Khalifa Chater (Insurrection et répression dans la Tunisie du XIXe siècle : la mehalla de Zarrouk au Sahel. Publications de l’Université de Tunis, 1978) précise que Zarrouk ordonna notamment « l’arrestation de treize notables ; il se montra particulièrement violent avec le bach-mufi Mohammed el-Jeddi qui fut mis aux fers et torturé en public […]. Il arrêta le vice-caïd de Monastir Omar el-Mabrouk, […] révoqua la plupart des cheikhs du Sahel et distribua ces charges à ses créatures. Miftah Attia, serviteur zélé de Zarrouk fut nommé vice-caïd de Monastir ».
Il est à noter que selon Ridha Mabrouk (Au service d’autrui, Beït al Hikma, 2019), Omar el Mabrouk est le père du Hadj Ali Mabrouk qui racheta une partie du palais du Général Osman (dont Salah Mzali fut un proche collaborateur) et du domaine attenant. Les deux autres parties ont été rachetées par les frères Mohamed-Salah et Hassen Sakka. Il est également le grand-père de son homonyme Amor Mabrouk qui épousa Zoubeïda, fille du Général Osman. Ils sont les parents de Hedi Mabrouk, gendre directeur de cabinet du Général Saadallah avant de devenir ambassadeur à Paris et ministre des Affaires étrangères de la Tunisie indépendante.
Mohamed-Salah Mzali, dans ses mémoires, ajoute que « la dure répression exercée dans le Sahel par le Général Zarrouk devait lui assurer l'accession à un important gouvernorat puis au Ministère de la Guerre. »
Il ajoute « À son tour Ahmed Zarrouk a, en effet, connu la gêne, une gêne proche de la misère.

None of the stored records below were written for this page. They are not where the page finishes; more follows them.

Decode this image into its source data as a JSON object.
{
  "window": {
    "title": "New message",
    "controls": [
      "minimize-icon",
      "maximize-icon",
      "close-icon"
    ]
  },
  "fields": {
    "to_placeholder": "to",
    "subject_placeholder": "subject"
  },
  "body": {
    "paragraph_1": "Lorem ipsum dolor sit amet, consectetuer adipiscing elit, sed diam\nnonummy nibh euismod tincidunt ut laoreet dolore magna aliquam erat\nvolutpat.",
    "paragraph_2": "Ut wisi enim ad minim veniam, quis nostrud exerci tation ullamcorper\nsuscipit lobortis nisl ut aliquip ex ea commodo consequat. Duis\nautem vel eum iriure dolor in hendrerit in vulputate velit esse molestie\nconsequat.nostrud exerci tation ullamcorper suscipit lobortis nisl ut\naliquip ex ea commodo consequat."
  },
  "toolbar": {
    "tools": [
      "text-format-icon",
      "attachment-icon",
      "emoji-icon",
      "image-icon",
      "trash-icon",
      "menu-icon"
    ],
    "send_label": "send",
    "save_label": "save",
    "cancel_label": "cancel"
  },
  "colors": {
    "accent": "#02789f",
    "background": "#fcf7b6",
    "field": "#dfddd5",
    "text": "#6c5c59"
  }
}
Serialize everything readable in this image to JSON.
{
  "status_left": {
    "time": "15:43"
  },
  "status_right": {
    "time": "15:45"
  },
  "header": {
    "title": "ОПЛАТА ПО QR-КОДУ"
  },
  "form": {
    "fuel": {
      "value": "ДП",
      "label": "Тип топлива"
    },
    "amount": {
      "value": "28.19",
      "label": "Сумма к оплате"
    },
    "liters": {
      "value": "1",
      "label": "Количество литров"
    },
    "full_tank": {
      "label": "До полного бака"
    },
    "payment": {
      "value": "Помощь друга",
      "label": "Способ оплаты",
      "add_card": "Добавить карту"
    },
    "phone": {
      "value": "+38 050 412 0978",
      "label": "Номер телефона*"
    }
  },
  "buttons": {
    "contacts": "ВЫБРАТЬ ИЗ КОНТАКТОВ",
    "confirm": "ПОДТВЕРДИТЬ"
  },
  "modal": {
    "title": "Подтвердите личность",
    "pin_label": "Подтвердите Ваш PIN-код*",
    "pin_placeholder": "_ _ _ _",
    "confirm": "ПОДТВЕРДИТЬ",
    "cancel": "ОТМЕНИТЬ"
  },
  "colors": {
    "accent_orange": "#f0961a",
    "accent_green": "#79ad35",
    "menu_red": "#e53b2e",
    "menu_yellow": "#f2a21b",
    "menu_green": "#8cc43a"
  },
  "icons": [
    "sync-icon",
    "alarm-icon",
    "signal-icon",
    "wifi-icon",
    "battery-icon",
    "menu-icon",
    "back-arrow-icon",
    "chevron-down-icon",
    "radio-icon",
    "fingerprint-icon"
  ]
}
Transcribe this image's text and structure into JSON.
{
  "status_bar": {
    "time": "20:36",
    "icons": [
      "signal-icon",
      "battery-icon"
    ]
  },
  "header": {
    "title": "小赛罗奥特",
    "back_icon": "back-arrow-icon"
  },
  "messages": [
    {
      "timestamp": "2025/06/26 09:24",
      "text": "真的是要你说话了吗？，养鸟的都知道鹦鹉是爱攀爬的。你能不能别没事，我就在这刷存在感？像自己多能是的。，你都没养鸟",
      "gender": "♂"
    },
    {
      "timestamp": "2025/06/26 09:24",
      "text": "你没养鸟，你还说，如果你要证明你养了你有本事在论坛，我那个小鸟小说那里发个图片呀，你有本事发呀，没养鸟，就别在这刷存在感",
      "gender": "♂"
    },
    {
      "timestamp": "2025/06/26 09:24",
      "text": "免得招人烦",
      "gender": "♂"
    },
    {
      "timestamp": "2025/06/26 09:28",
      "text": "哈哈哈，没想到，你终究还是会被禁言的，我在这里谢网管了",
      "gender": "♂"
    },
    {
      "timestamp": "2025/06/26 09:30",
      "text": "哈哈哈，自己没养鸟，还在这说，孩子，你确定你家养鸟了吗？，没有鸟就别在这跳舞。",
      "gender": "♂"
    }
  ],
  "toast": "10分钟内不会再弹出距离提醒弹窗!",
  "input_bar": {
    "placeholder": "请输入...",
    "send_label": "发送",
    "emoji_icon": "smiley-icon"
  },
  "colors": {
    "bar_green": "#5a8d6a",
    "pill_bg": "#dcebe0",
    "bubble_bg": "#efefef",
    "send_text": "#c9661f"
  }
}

Il est mort sans être parvenu à libérer sa propre maison, hypothéquée entre les mains des Bessis. »
A ce propos, dans un courrier adressé, en 1965, par M.-S. Mzali à Bourguiba, il ajoute : « Lors de son avènement en 1922, le bey Mohamed el Habib (père de Lamine bey) pauvrement installé à Douar Chott, emprunta le « Palais Bessis » tout proche afin d’y recevoir la délégation venue pour l’investiture. Comme le souverain s’y plaisait, le Gouvernement en fit l’acquisition pour la maintenir à sa disposition. Peu après, un décret autorisa le directeur des Finances, gestionnaire du Domaine, à en faire une donation gratuite au profit du patrimoine personnel du Souverain. Après plusieurs avatars (constitution habous, annulation du habous, retrait d’indivision, nouvelle constitution habous, déchéance) le palais, construit par Ahmed Zarrouk et maudit par les sahéliens, spoliés, a fait retour au Domaine de l’État en 1957. C’est l’ex-palais beylical de Carthage actuellement utilisé par l’Office national de l’artisanat. » Il est désormais le siège de Beït al-Hikma.